Carlota Ângela soluçava no seio de D. Rosália, cujos vasos lacrimais se romperam copiosamente.

Eram de bom agouro as lágrimas da enternecida mãe.

As dificuldades, que ela opunha, eram vencidas por novas súplicas de Carlota. D. Rosália acabara por prometer, com o seu silêncio, vencer a resistência do marido.

Norberto saíra entretanto para o Porto, e fora ao paço do bispo prevenir a magistratura eclesiástica contra as diligências de Francisco Salter de Mendonça. Alguém o aconselhou que fizesse entrar sua filha num convento, para obviar ao rapto, visto que, dado o passo da fuga, o mais airoso e honesto era remediar a desonra irreparável sem o casamento.

D. Rosália Sampaio tinha uma irmã freira beneditina, no Porto, senhora muito reformada, muito rezadeira, e havida em conta de predestinada, lá dentro, e de religiosa ilustrada entre as pessoas das suas relações.

Carlota Ângela visitava-a miúdas vezes, e entretinha-se longas horas na grade, e até alguns dias dentro do mosteiro, onde sua tia lhe ensinava muitas devoções mirificamente salutares, com as quais Carlota saía convencida de que, fazendo-as um mês, ganharia indulgências bastantes para remir das penas do purgatório toda a cristandade.

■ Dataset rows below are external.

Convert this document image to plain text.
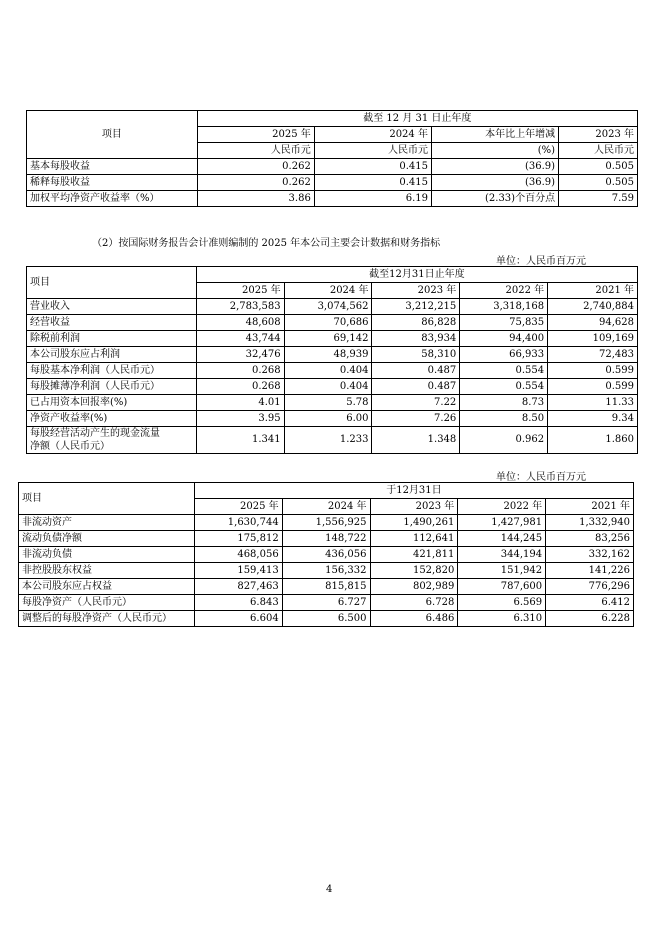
项目	截至 12 月 31 日止年度			
	2025 年	2024 年	本年比上年增减	2023 年
	人民币元	人民币元	(%)	人民币元
基本每股收益	0.262	0.415	(36.9)	0.505
稀释每股收益	0.262	0.415	(36.9)	0.505
加权平均净资产收益率（%）	3.86	6.19	(2.33)个百分点	7.59
（2）按国际财务报告会计准则编制的 2025 年本公司主要会计数据和财务指标
单位：人民币百万元
项目	截至12月31日止年度				
	2025 年	2024 年	2023 年	2022 年	2021 年
营业收入	2,783,583	3,074,562	3,212,215	3,318,168	2,740,884
经营收益	48,608	70,686	86,828	75,835	94,628
除税前利润	43,744	69,142	83,934	94,400	109,169
本公司股东应占利润	32,476	48,939	58,310	66,933	72,483
每股基本净利润（人民币元）	0.268	0.404	0.487	0.554	0.599
每股摊薄净利润（人民币元）	0.268	0.404	0.487	0.554	0.599
已占用资本回报率(%)	4.01	5.78	7.22	8.73	11.33
净资产收益率(%)	3.95	6.00	7.26	8.50	9.34

每股经营活动产生的现金流量
净额（人民币元）	1.341	1.233	1.348	0.962	1.860
单位：人民币百万元
项目	于12月31日				
	2025 年	2024 年	2023 年	2022 年	2021 年
非流动资产	1,630,744	1,556,925	1,490,261	1,427,981	1,332,940
流动负债净额	175,812	148,722	112,641	144,245	83,256
非流动负债	468,056	436,056	421,811	344,194	332,162
非控股股东权益	159,413	156,332	152,820	151,942	141,226
本公司股东应占权益	827,463	815,815	802,989	787,600	776,296
每股净资产（人民币元）	6.843	6.727	6.728	6.569	6.412
调整后的每股净资产（人民币元）	6.604	6.500	6.486	6.310	6.228
4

A madre Rufina, sem desagradar ao seu director espiritual, frade carmelita de poucas letras e muitas virtudes, era uma tolerante senhora, a quem Carlota confessara a sua inclinação ao oficial de marinha, resultando-lhe daí ter de rezar, por conselho da tia, mais algumas devoções para que a Virgem lhe inspirasse o melhor destino neste mundo.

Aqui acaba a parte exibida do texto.